Анна открывает серебряный ларец, вынимает одну сигару, подносит ее к уху и, покатав взад-вперед, удовлетворенно кивает.

— Папа был большим поклонником сигар. Хорошие сигары и хорошие паровозы были его страстью (возможно, еще и мама, но это не так точно). Я обожала сидеть у него на коленях, когда он курил. Так что он с детства научил меня относиться к сигарам бережно и уважительно.

Она раскрывает позолоченный нож с ручкой из слоновой кости и обрезает выбранную сигару, потом протягивает ее Якобу, зажигает длинную спичку и дает ему прикурить. На минуту слышно лишь энергичное попыхивание. После чего настоятель с довольным видом смотрит на свою сигару.

— Дело было так, если вам, дядя Якоб, интересно послушать. Мы с Тумасом были одни в его скверной комнатушке. На дворе — январская стужа. Начало смеркаться. Я сказала ему, что вынуждена вернуться в Стокгольм и теперь мы встретимся не скоро. Он стоял не шевелясь, положив руки мне на плечи. Я уже надела пальто. Собиралась уходить. В эту минуту я и сделала выбор.

— Ты сделала выбор? — (С ударением на всех трех словах.)

— Я сбросила пальто, стащила платье. Села на стул, сняла зимние ботинки, нижнюю юбку, лифчик и чулки, вытащила шпильки из волос. И наконец осталась в одной рубашке. Раздеваясь, я не смотрела на Тумаса. Теперь взглянула на него. Он стоял у письменного стола. Потом потряс головой и сказал: «Нет-нет, только не это». Так точно и сказал, дядя Якоб. Но у меня уже выбора не было. У меня уже не было возможности пойти на попятную, я знаю, это звучит мелодраматически, но я не нахожу других слов. И я взяла его за руку и притянула к себе, он упал на колени, я сжимала его голову руками, а его лицо покоилось у меня на груди. Так вот было дело. Вам не противно, что я так подробно рассказываю, дядя Якоб?

— Тебе решать.

— Я приняла его в себя, вы понимаете. А потом мне пришлось его утешать.

Неожиданно рассмеявшись, она стукнула кулаком по спинке кресла.

— Он был безутешен. Говорил, что изменил мне и Хенри-ку, своему другу.

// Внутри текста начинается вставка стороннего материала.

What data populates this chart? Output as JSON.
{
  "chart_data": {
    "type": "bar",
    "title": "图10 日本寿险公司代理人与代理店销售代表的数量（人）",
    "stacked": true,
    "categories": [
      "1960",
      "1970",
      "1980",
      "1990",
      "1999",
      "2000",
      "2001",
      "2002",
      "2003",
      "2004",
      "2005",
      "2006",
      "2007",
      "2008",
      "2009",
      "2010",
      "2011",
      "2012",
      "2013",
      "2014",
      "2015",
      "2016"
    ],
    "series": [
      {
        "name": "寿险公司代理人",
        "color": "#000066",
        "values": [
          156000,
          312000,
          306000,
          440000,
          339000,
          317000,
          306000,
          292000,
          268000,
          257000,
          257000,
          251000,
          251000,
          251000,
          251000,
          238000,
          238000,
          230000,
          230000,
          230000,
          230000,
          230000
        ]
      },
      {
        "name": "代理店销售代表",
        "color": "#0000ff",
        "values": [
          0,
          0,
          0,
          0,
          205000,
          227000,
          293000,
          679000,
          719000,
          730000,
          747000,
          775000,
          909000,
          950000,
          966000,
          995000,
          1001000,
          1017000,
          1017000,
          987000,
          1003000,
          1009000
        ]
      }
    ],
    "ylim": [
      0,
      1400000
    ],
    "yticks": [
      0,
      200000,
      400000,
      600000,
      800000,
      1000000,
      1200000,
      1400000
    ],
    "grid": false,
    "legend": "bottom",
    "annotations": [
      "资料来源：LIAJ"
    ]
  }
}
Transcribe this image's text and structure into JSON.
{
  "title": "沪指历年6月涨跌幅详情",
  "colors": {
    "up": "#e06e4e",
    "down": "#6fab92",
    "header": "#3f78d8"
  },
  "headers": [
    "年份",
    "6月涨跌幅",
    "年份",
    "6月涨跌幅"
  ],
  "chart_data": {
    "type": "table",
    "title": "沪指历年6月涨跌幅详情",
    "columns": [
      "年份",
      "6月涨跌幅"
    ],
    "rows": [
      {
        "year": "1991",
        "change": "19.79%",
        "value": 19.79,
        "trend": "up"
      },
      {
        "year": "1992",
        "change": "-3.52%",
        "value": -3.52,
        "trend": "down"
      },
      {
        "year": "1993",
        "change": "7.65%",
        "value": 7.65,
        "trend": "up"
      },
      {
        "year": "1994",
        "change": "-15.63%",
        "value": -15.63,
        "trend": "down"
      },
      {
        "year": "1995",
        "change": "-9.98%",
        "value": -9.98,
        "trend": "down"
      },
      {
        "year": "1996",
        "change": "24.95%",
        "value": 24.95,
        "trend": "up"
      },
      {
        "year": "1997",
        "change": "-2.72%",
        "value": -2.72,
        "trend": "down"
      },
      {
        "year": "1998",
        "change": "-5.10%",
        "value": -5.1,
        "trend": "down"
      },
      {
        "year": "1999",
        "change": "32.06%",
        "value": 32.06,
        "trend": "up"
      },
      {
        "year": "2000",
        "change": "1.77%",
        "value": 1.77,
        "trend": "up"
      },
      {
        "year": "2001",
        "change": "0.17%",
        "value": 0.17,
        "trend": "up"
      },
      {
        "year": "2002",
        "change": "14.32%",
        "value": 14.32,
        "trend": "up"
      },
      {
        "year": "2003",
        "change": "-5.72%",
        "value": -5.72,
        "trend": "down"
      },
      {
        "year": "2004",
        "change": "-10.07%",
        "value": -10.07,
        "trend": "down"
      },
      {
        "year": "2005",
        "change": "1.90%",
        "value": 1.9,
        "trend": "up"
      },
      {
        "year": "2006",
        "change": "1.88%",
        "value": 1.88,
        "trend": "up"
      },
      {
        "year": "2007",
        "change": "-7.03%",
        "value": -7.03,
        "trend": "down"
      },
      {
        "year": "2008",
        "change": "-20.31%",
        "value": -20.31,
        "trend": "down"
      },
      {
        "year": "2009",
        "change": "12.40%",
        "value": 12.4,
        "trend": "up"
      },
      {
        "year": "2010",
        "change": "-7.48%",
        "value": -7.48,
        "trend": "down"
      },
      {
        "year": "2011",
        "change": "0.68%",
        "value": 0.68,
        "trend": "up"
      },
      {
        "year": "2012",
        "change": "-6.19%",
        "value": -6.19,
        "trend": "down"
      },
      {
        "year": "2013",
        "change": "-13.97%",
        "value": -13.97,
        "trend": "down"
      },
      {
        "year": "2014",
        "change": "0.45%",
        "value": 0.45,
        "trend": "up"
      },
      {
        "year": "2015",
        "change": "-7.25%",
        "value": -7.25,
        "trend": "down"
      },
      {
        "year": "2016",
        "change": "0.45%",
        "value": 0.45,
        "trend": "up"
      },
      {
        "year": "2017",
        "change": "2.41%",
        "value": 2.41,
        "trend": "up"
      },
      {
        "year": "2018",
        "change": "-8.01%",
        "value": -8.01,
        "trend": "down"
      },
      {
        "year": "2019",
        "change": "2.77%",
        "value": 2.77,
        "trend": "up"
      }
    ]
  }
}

Считал, что проявил слабость и поступил подло. Сказал, что Бог ему этого не простит. Он был похож на перепуганного до смерти ребенка. Потом мы снова принялись целоваться. И его рвение уже не уступало моему. Ничего... ничего. Нет. Ничего.

Она проводит ладонью по лбу и волосам, словно желая освободиться от паутины.

— Я, пожалуй, размышляла о раскаянии. Но я не раскаиваюсь. Размышляла о грехе, но это всего лишь слово. Я выстроила высоченную стену запретов между нами. Но как только у меня появляется малейшая возможность встретиться с ним, я рушу эту стену. Я думаю о Хенрике, но его лицо расплывается. Я слышу, что он говорит, — я имею в виду, слышу его голос. Но Хенрик не совсем реален. Думаю, мне бы надо было... я знаю, что я бы... нет, это все-таки неправда. И дети. Я стала добрее к детям, у меня появилось больше терпения. И к Хенри-ку тоже подобрела. Наши отношения стали лучше — лучше во всех смыслах. Я бываю нежной и ласковой с ним, и он радуется, меньше раздражается и боится. Все стало лучше с тех пор, как я дала себе обещание любить Тумаса. И он тоже успокоился, у него больше не бывает припадков «осознания греховности», как он это называет. Мы не можем часто видеться, но когда я навещаю мать в Уппсале, мы встречаемся.

Она произнесла многословную, длинную речь. Ни тени страха. Ни тени раскаяния или смущения. Она стоит рядом с креслом, облокотившись на спинку, и смотрит на сумерки, спустившиеся над темными кронами кладбищенских деревьев.

— Если все так великолепно, как ты утверждаешь... Почему ты заплакала?

Вы застали меня врасплох. Я почти весь день провела с Тумасом в одном пансионате. Проводила Хенрика на вокзал и сразу пошла к Тумасу. Мы не виделись больше месяца, шесть недель, кажется. Я так разволновалась — нет, не огорчилась, а разволновалась. Я не видела, что вы сидите там, в тени деревьев. А потом вы окликнули меня, и я жутко, до смешного испугалась, как будто меня застигли на месте преступления — вот именно, застигли! И когда мы сидели и вели незатейливый разговор, у меня возникло чувство...

Молчание. Молчание длится. Анна подбирает слова, которые не будут высказаны.

— По-моему, я догадываюсь, какое чувство.

— Вовсе нет! — сердито восклицает Анна. — Если откровенно, так я испугалась.

— Испугалась меня?

— Это было похоже на столб, черный блестящий столб, высотой до неба. Мгновенное ощущение, которое через секунду пропало. Потом мы сидели и разговаривали. И мне было только приятно, ничего странного я не видела.

— А затем ты расплакалась.

— Да. Я же поняла, что меня лишат всякой радости, оставив взамен столько страданий и — горя, что это не поддается разуму... Это был краткий, миг озарения — точно как этот столб, — через несколько секунд он испарился, и я услышала собственный голос, рассказывавший о... а потом подступили слезы. И я не сумела...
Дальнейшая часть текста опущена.